Maybe a name or that of a football team carved by some visitor into a tree trunk or scratched onto a stone. It is of little meaning or matter to anyone other than the scribe – indeed it might even cause offence. I, a stranger, was here and wanted to leave my mark. Some may say an act of defacement – vandalism.
Then again there may be occasion that one looks upon such marks with interest. Etchings made on walls and timbers by those held captive for example, perhaps hundreds of years ago. They communicate something of event and history which might otherwise be unrecorded, connecting with period and perhaps eliciting thoughts of deprivation, hardship and the like.
Chepstow Castle, the oldest post Roman stone fortification in Britain. One cannot help but admire the beautiful details in amongst the scale and grandness of it all. The oldest surviving castle doors in Europe hung in 1190, the forged iron pins, carved arrow ports, bleached oak and so on. But then something for which no explanation can be given. A single cricket ball sized red stone set amongst the mass of light coloured rock in this monumental fortified structure – well above eye level and still secure in its original unblemished gritty course. Perhaps a piece of the old red stone one finds near St Davids or red Jasper from the North of Wales. Closer inspection with a ladder might tell. The point is that it can only have been placed there deliberately and for some reason. A signature of one of the stonemasons perhaps, maybe a levelling or alignment mark. The guides on duty did not know nor had they noticed it before. But it made everybody think – and imagine. It HAS to mean something!

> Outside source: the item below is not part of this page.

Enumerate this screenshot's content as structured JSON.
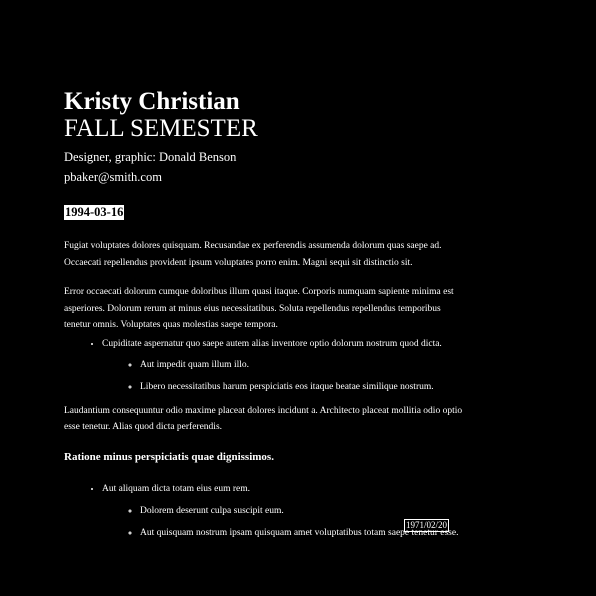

One soon becomes accustomed to the dry white limestone walls bordering the road on Ratlin Island. They are unusual, probably unique to the place, and in admiring their contribution to the island environment one wouldn’t necessarily enquire as to their history. After all – they are only walls. But then a date. 1833 – marked in the wall using black basalt from the adjoining beach. The imaginative of someone, a tenant farmer or labourer, to record not himself but the year of construction.
In the small city of Trier in the Mosel Valley – a mark etched in the stone of the large entrance gate known as the Porta Negro built nearly two thousand years ago. Low down within the stone portal of the gate a signature of the builder to acknowledge payment for his work. The whole magnificent structure a story of the grand history of empire – that one small mark bringing to the story one unknown individual, his instruction, maybe his hand and a day to day event.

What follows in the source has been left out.